Not All SEFs Are Equal

Terry Flanagan

Comparing volumes at swap execution facilities is tricky because reported volumes can vary greatly depending on the type of SEF, the time of year, and the types of swaps being executed.

One significant change over the last few months is that some SEFs have seen great increases in usage of compression, which are a way for end users to execute large packages of risk neutral transactions in bulk.

“What that does is create more variability in SEF volumes, because a customer that may not have compressed their swap book over the last three months may do everything in one day,” a product strategist at one of the SEFs told Markets Media. “Even though there is really no risk attached to it, you’ll see that SEF where the customer did that package have a huge uptick in volume for that day.”

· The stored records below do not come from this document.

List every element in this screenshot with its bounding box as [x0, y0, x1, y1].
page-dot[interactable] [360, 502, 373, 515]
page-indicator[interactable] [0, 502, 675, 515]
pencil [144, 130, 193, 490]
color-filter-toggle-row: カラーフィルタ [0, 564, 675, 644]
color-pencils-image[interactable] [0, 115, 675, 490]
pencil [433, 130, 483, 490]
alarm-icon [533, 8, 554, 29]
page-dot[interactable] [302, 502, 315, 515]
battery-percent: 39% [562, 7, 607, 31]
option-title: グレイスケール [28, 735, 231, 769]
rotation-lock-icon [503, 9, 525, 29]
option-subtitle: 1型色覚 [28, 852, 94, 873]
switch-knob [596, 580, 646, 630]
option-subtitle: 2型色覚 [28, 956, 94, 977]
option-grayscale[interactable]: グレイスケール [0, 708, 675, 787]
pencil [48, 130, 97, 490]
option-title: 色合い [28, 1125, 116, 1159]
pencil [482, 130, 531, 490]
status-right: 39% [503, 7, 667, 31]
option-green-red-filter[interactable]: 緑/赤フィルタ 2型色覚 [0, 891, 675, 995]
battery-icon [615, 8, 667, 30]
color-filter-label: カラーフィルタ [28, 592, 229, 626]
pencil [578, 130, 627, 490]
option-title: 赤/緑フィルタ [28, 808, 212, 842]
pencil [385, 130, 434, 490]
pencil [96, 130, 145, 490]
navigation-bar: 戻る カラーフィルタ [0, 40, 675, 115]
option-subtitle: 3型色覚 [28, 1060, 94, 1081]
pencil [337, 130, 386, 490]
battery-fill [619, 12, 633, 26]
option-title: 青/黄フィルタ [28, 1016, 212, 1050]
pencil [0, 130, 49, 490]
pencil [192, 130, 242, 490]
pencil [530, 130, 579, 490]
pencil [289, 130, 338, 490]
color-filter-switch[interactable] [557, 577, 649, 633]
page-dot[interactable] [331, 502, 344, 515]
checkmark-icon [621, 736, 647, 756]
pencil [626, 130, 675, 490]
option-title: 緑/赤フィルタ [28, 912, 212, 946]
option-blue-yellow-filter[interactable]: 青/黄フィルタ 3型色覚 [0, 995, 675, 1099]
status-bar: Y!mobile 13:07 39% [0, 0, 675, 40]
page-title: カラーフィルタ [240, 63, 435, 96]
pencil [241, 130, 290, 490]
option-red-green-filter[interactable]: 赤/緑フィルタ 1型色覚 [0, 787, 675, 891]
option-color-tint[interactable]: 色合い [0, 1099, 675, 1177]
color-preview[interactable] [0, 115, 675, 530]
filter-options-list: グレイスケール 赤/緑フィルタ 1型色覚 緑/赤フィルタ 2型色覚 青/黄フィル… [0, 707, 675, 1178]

Because of that, the aberrations in SEF volumes have increased among the three platforms that have compression — Tradeweb, TruEx and Bloomberg. “If one of those SEFs has a large compression trade that day, you may see volume that’s outsized,” said the product strategist.

Another variability is the use of forward-rate agreements, which are short instruments between one, three and six months, that determine the rate of interest to be paid or received on an obligation beginning at a future start date. The contract will determine the rates to be used along with the termination date and notional value.

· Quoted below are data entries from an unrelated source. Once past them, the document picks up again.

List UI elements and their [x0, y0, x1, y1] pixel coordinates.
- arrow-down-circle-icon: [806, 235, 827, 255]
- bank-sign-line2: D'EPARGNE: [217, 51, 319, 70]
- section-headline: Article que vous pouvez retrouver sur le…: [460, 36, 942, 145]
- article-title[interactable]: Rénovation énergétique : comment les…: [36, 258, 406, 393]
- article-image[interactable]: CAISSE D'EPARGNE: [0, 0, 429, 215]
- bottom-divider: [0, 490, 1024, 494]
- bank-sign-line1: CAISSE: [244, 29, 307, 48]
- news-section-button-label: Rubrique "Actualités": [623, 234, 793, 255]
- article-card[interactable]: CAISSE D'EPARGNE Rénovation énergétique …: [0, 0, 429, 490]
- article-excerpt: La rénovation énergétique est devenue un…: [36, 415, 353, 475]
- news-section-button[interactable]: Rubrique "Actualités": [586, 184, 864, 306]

Because FRAs are actually byproducts of most interest rate swaps, they tend to inflate notional SEF volumes, making comparison between SEFs difficult. Two SEFs that concentrate on dealer-to-customer trading — Bloomberg and Tradeweb — had a combined share of 31.9% of non-FRA trading during the week of Oct. 13, the highest level yet recorded, according to FIA SEF Tracker. Tullett Prebon captured 22.7% of non-FRA trading in the last week of October, the highest for that SEF since July. ICAP ranked second, with 20.3% of the market across its two SEFs.

Market-agreed coupon (MAC) swaps, which are standardized instruments, are another source of variability because they have quarterly expiration dates. As a quarterly expiration approaches, users will roll their positions over to the next quarter, resulting in a large increase in dealer-to-customer SEF volumes.

During the week of the October roll, market share was distributed more evenly than typical. Bloomberg’s market share dropped to 65.3% during the week of Oct. 6, the lowest level since May, according to SEF Tracker. Tradeweb’s market share rose to 17.6% and MarketAxess’ market share rose to 5.0%, the highest ever for both SEFs. By month end, volume had dropped to $175 billion and Bloomberg’s market share had risen back to 74.9%.